Кроме традиционных для Жюля Верна научно-технических предвидений, а их немало: от автомобиля с двигателем внутреннего сгорания до электромузыкальных инструментов и факсов, – в романе представлена мрачная картина будущего. Увлечённость писателя грандиозными возможностями науки и техники на этот раз уступила место скептическому отношению к будущему обществу, оснащённому современной техникой. Он предсказал упадок искусства, литературы, падение нравов и бездуховность, а будущую государственную систему описывает так, как будто сам был очевидцем сталинско-брежневских методов слежки за своими гражданами.
Единственную надежду фантаст связывает с тем, что оружие массового уничтожения (появление которого он тоже предугадал) станет для будущего общества сдерживающим фактором и в результате в мире не будет ни войн, ни армий.
Свой первый политический прогноз я сделал 22 июня 1941 года, стоя на полукруглом балконе третьего этажа краснокирпичного пятиэтажного дома номер 23 по улице Рымарской (Клары Цеткин) города Харькова.
Мои военно-политические предсказания внимательно слушали две девочки – двоюродные сёстры Монины: Люда, двенадцати лет, и Валя – одиннадцати.
Точности моего прогнозирования мешал не только мой тринадцатилетний возраст, но и прочно вдолбленный лозунг о том, что воевать мы будем только на чужой территории. Кроме того, в мозгу засели строчки исполняемой по радио песни: «Нас не трогай – мы не тронем, а затронешь – спуску не дадим. И в воде мы не утонем, и в огне мы не горим…»
Одним словом, как пелось уже в другой песне: «Киев бомбили, нам объявили, что началася война».
Стараниями мамы я научился читать в пять лет. А в шесть свободно читал любые тексты. Читать же газеты меня научил папа. Он выписывал много центральных газет, а мне – «Пионерскую правду». Я прочитывал её ежедневно от корки до корки. Мало что помню из этого фундаментального издания, но хорошо запомнил фотографию Риббентропа с букетом белых роз, которые ему доставили из Берлина, чтобы он мог подарить их Улановой. Он присутствовал на балете в Большом театре.

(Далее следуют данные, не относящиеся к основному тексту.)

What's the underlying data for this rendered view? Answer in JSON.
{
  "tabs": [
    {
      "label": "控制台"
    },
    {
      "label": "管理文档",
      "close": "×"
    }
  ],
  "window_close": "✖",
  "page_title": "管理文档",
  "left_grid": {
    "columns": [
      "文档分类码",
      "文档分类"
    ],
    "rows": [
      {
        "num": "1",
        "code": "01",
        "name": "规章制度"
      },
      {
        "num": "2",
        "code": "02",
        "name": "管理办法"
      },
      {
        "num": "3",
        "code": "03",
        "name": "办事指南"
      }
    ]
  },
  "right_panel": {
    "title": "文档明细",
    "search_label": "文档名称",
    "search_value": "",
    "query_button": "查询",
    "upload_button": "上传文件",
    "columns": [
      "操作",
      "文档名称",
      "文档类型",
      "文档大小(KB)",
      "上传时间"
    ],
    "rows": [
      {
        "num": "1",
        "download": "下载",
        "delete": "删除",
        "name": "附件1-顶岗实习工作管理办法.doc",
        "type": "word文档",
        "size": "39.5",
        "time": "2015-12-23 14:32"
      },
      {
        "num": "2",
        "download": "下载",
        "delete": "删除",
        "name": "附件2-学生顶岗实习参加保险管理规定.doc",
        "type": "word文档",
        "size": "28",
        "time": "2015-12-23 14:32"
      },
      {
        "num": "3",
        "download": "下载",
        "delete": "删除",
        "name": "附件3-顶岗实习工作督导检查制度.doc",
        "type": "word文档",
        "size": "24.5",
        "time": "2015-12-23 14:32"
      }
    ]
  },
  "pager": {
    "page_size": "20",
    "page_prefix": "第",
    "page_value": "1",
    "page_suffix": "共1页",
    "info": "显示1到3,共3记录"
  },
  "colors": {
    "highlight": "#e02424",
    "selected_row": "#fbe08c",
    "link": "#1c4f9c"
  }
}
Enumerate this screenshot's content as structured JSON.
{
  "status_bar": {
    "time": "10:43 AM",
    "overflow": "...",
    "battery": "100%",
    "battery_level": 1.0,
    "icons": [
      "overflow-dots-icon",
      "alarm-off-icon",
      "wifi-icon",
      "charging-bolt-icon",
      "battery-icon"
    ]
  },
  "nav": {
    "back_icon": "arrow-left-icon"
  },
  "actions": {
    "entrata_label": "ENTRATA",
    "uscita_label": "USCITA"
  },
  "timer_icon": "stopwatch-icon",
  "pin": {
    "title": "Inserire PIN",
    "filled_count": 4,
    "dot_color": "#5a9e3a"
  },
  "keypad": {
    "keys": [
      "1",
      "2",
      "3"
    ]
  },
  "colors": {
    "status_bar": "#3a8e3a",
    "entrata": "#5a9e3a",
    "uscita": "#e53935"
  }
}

Не могу судить, как жили харьковчане в эти предвоенные годы. Моя жизнь была безоблачной. Небольшими облачками я мог считать только частые болезни. Мама же считала все эти гланды, аденоиды, бронхоадениты главным злом моей, да и своей жизни. И я навсегда запомнил еврейские фамилии профессоров медицины, которых мама систематически поддерживала материально: Яхнис, Цеткин, Файнштейн, Дайхес, Прошкин и многие другие. В остальном мою жизнь заполняла школа, драматический кружок Дворца пионеров и библиотека, в которую мама записала меня в памятном для меня 1934 году. С этого времени книги заменили мне игры со сверстниками, прогулки, мяч и всё такое прочее.
Довоенный Харьков гордился по крайней мере четырьмя вещами: Госпромом (Дом Государственной промышленности – памятник конструктивизма тридцатых годов), многофигурным памятником Тарасу Шевченко (скульптору позировали актёры украинского театра), площадью Дзержинского (харьковчане были убеждены, что большей по величине площади нет во всей Европе) и первым в стране Дворцом пионеров.
До 1934 года Харьков был столицей Украины. Это её первому секретарю партии Петру Постышеву пришла в голову идея организации такого Дворца. Для этого было избрано здание бывшего Дворянского собрания на площади Тевелева (сейчас она, конечно, носит другое название). По бокам центрального входа стояли две чугунные пушки, в здании был роскошный зимний сад. В многочисленных комнатах расположились разные кружки, а драматические, театральные и танцевальные коллективы имели большой зал с настоящей оборудованной сценой.
62-я средняя школа, в которой я учился, находилась на главной улице города – Сумской (она же Карла Либкнехта), напротив знаменитого памятника Шевченко. Но все мои воспоминания связаны не с ней, а с Дворцом пионеров, где мне было куда интересней и веселей. Не помню уже, кто мне рассказал, что сейчас на одном из стендов выставлена моя фотография.
Довоенный Харьков был городом, в котором процент интеллигенции был достаточно велик. В городе было 21 высшее учебное заведение, включая университет, начавший работать ещё в 1805 году, большущий политехнический институт, юридический, медицинский, химический, авиационный, ветеринарный, сельскохозяйственный, автодорожный, фармацевтический и многие другие. Работало более 10 театров. Была консерватория, филармония. Издавалось много газет и журналов. Переезд столицы в Киев освободил город от множества чиновников и партийных функционеров. Ну а жизнь – жизнь была, как и везде в стране, советской.